Di DIY, budaya pemerintahan SATRIYA yang menjadi pedoman dalam melaksanakan tindakan sehari-hari harus selalu didasari dengan keraifan local Yogyakarta yaitu, sawiji, greget, sengguh, dan ora mingkuh. Selain karena itu, Yogyakarta adalah daerah istimewa, di mana pemerintahan dipimpin oleh Raja yang sekaliugus menjadi kalifatullah (mandataris Tuhan yang memimpin umat dari berbagai kalangan). Budaya SATRIYA harus dimiliki oleh setiap pegawai dengan mengutamakan kepentingan umum, bukan kepentingan pribadi, golongan, dan masyarakat tertentu. Tujuan utama dalam penyelenggaraan pemerintahan di DIY adalah hamemayu hayuning bawana yang mempunyai makna menjaga kelestarian bumi dari kerusakan.
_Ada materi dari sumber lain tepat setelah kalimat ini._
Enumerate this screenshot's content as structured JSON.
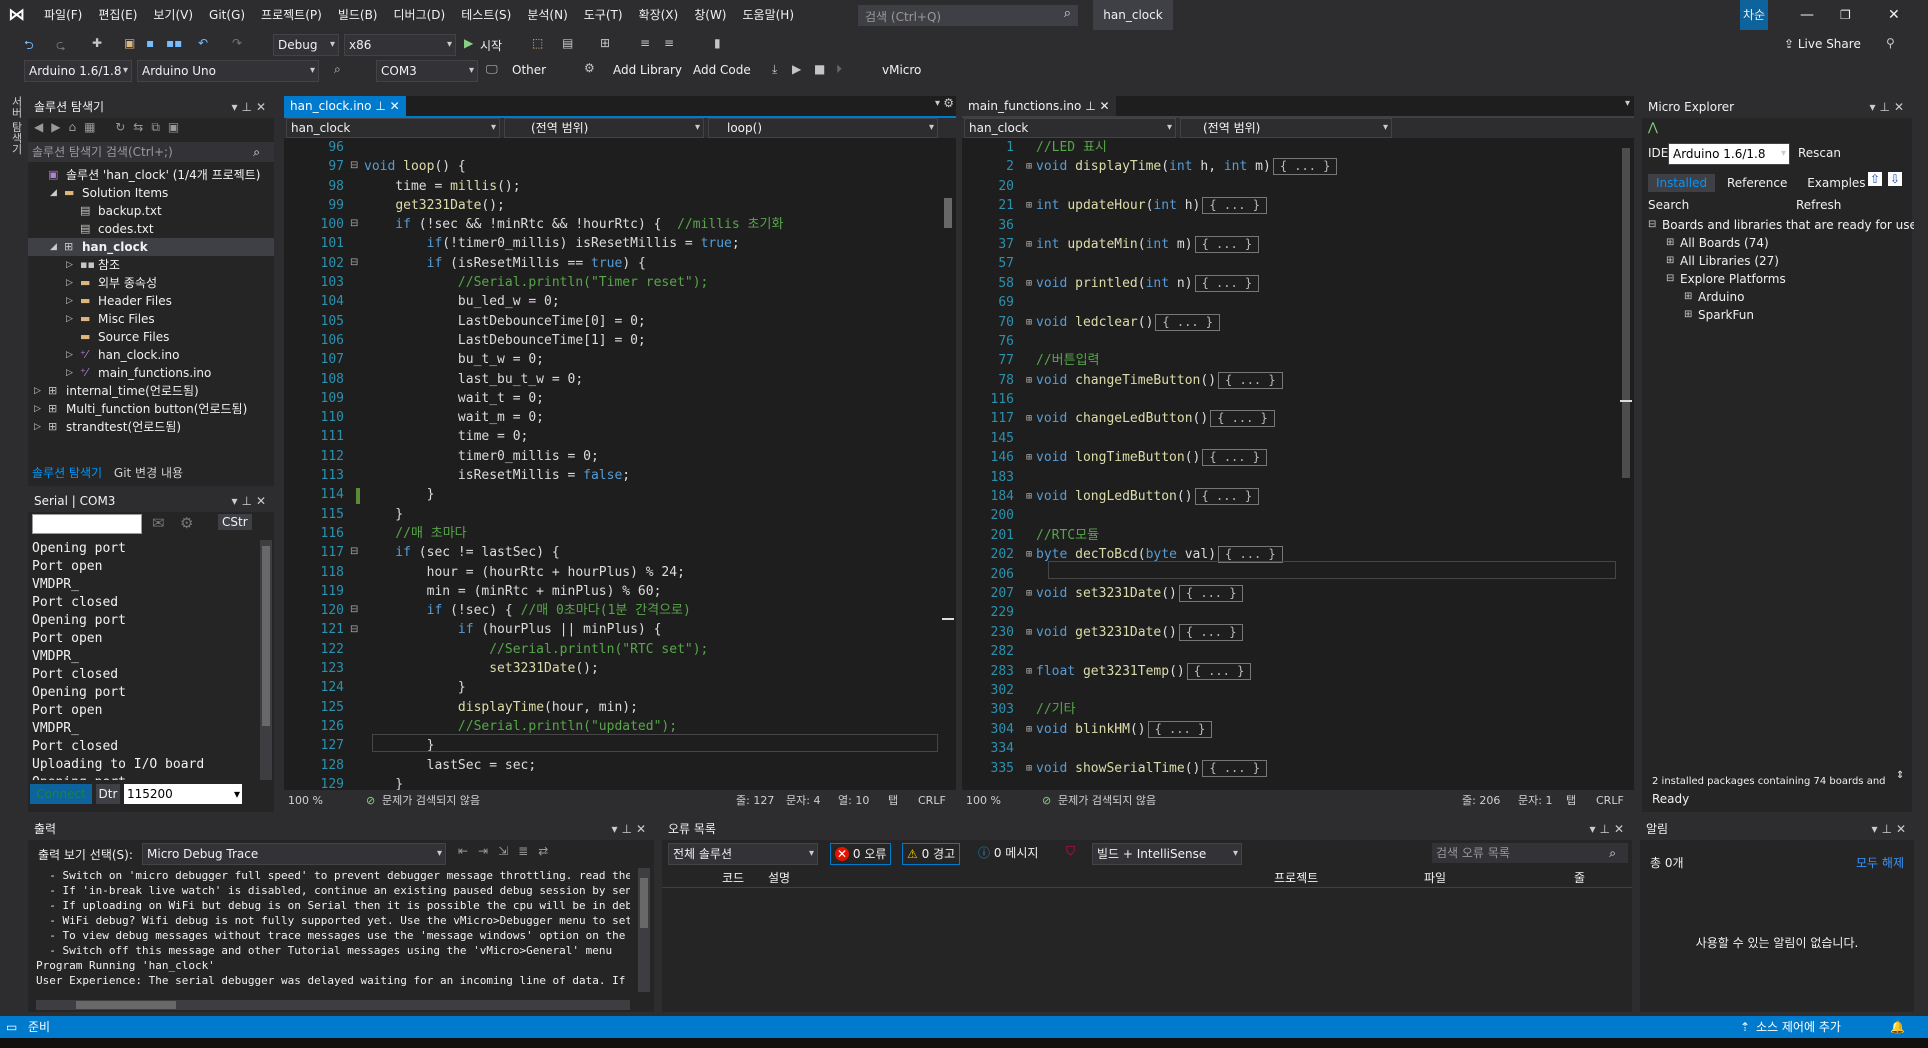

Lingkungan dengan budaya Jawa masih sangat kental, sehingga dalam berperilakupun, semua harus disesuaikan dengan karakteristik budaya jawa Yogyakarta, yaitu:
- Religius dan ber Tuhan
- Mempunyai toleransi keagamaan yang besar
- Sangat menekankan aspek kerukunan, hormat dan keselarasan social. Tercermin dalam kearifan nilai budaya dengan kredo : Asih ing sesami dan Dudu sanak dudu kadang yen mati melu kelangan.
- Lebih suka memecahkan masalah kehidupan dengan sikap mawas diri atau tepa slira agar dapat menghindari konflik dengan pihak lain. Rumus yang digunakan : 4 N (Neng, Ning, Nung, Nang). Neng = Meneng, Sebelum berbuat mengendapkan perasaan yang tenang, terang, dan diam. Ning = Wening, Hanya dengan meneng jiwa akan menjadi jernih (wening). Nung = Anung, Dengan jiwa yang jernih akan dapat berfikir dengan baik. Nang = Menang, Akhir dari proses Neng – Ning – Nung diperoleh hasil pemecahan yang efektif dan efisien.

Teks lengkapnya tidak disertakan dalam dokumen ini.